Ama aynı Obama, bütün istek ve ricalara rağmen Türkiye’ye silahlı İHA ve Patriot füzesi satmamış, müttefiklik ruhuna aykırı bir şekilde Suriye’de PYD’ye destek vermeye devam etmişti.
Türkiye ile Amerika arasında kırılma yaşanan olayları sıralayacak olursak;
- 2013’de İstanbul’da gerçekleşen Gezi Olayları’na polisin müdahalesini çok sert bulan Amerika’nın bu söylemini günübirlik dile getirmesi ve Türkiye’ye baskı aracı olarak kullanması.
- 2013’de Amerika ve Batı’nın desteğiyle askeri cuntanın Mısır’ın meşru Cumhurbaşkanı Muhammed Mursi’nin devrilmesi ve Türkiye’nin Sisi’ye karşı Mursi’yi desteklemesi.

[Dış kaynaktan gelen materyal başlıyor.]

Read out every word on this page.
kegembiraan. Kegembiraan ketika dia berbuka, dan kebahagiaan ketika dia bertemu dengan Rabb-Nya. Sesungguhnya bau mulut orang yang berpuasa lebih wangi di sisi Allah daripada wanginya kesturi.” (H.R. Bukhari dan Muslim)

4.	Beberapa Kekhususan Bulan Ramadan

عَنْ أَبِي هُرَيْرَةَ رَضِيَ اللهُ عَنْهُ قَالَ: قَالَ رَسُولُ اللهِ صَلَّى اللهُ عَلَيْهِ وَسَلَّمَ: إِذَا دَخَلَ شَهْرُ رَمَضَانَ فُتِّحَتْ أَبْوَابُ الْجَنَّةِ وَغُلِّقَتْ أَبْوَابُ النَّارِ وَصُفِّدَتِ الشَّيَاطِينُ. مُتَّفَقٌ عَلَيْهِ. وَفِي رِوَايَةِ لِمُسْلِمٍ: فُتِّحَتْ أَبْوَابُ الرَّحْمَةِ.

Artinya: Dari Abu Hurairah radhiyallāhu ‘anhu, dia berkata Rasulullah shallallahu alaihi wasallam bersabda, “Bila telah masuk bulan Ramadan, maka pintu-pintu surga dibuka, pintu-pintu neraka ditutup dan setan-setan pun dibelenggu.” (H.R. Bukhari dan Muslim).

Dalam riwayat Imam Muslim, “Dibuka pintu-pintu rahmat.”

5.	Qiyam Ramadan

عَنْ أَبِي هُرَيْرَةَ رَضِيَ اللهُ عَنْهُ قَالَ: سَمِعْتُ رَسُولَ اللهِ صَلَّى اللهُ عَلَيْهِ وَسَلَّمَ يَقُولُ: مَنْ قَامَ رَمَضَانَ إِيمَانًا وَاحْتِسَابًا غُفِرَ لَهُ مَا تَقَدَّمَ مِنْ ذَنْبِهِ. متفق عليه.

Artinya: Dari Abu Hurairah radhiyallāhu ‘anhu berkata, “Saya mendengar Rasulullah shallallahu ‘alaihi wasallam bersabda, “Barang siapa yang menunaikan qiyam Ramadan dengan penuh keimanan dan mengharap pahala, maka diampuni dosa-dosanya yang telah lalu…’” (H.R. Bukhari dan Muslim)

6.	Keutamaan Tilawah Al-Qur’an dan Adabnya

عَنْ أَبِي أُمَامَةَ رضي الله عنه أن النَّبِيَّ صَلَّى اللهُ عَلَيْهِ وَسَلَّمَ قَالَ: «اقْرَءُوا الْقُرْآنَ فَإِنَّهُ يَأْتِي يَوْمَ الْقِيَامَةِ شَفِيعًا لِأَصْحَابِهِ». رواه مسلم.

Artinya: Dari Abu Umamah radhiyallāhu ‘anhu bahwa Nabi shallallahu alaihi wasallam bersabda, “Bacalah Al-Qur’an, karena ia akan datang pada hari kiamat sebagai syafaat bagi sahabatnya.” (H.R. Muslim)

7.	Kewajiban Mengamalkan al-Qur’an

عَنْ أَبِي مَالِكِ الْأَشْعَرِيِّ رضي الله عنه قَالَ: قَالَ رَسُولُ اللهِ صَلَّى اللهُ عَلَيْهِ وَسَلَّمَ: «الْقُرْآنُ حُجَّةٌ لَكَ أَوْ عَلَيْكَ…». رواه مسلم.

- Suriye’deki olayların başlangıcında Esed’i devireceğini söylemesi, Türkiye’nin bütün kartlarını Esed’in gitmesi üzerine inşa etmesi, sonradan ABD’nin Esed’i devirmekten vazgeçmesi ve Türkiye’yi yalnız bırakması.
- Türkiye’nin bütün çağrı ve çabalarına rağmen Amerika’nın PYD’yi askeri açıdan beslemesi ve Türkiye’ye tercih etmesi.
- 15 Temmuz 2016 dış destekli askeri darbenin Amerikan merkezli olduğunun ayan beyan ortaya çıkması, Fetullah Gülen’in 1999’dan beri orada meskûn olması ve teslim etmeye yanaşmaması.
- Yürütülen darbe soruşturmalarında ipin ucunun Amerikan vatandaşlarına ve konsolosluk çalışanlarına varması. Rahip Andrew Brunson ve İstanbul konsolosluk çalışanı Metin Topuz’un tutuklanması, bunun diplomatik taraftarlar arasında krize dönüşmesi.
- İran’a uygulanan yaptırımları deldiğine ilişkin bir soruşturma kapsamında Halkbank’ın eski Genel Müdür Yardımcısı Hakan Atilla’nın Amerika’da tutuklanması ve cezalandırılması.
- Rusya’dan alınan S-400 füze krizi.
- Türkiye’nin üreticisi olduğu f-35 savaş uçağı projesinden çıkarılması ve parasını ödediği halde uçaklarının teslim edilmemesi.
- Amerika’nın bütün oyalama ve engelleme taktiklerine rağmen Türkiye’nin Barış Harekatı’nı başlatması, PYD’nin istenen bölgelerden 30 km sınırdan içeri çekilmesinin kerhen de olsa kabullenmesi.
- Türkiye tarafından arananlar listesinde olan Mazlum Kobani’nin ‘general’ diye taltif edilmesi ve Trump’un telefonla görüşmesi. Mazlum Kobani tarafından Trump’a gönderilen mektubun bütün diplomatik teamüllerin ayaklar altına alınarak Tayyip Erdoğan’a gönderilen mektuba kapak yaptırılması.
- Cumhuriyetin 96. Yılının kutlandığı gün, ABD Temsilciler Meclisi’nin 1915 Ermeni Soykırımı ve Türkiye’ye yönelik yaptırımları kabul etmesi.
Bütün bunlar Türk-Amerikan ilişkilerinde aşama aşama gelişen krizlerdir. Türkiye, Amerika’nın istek ve taleplerini kabul etseydi şu anda bunların hiçbirini konuşmamış olacaktık. Amerika ve bütün emperyalistler için ‘müttefik, dost’ tabiri yoktur. Her daim kendilerine emir eri, hizmetçi ve taşeron güçler isterler. İşleri bitince de bir kenara atar, başka hizmetkarlarla işlerine devam ederler.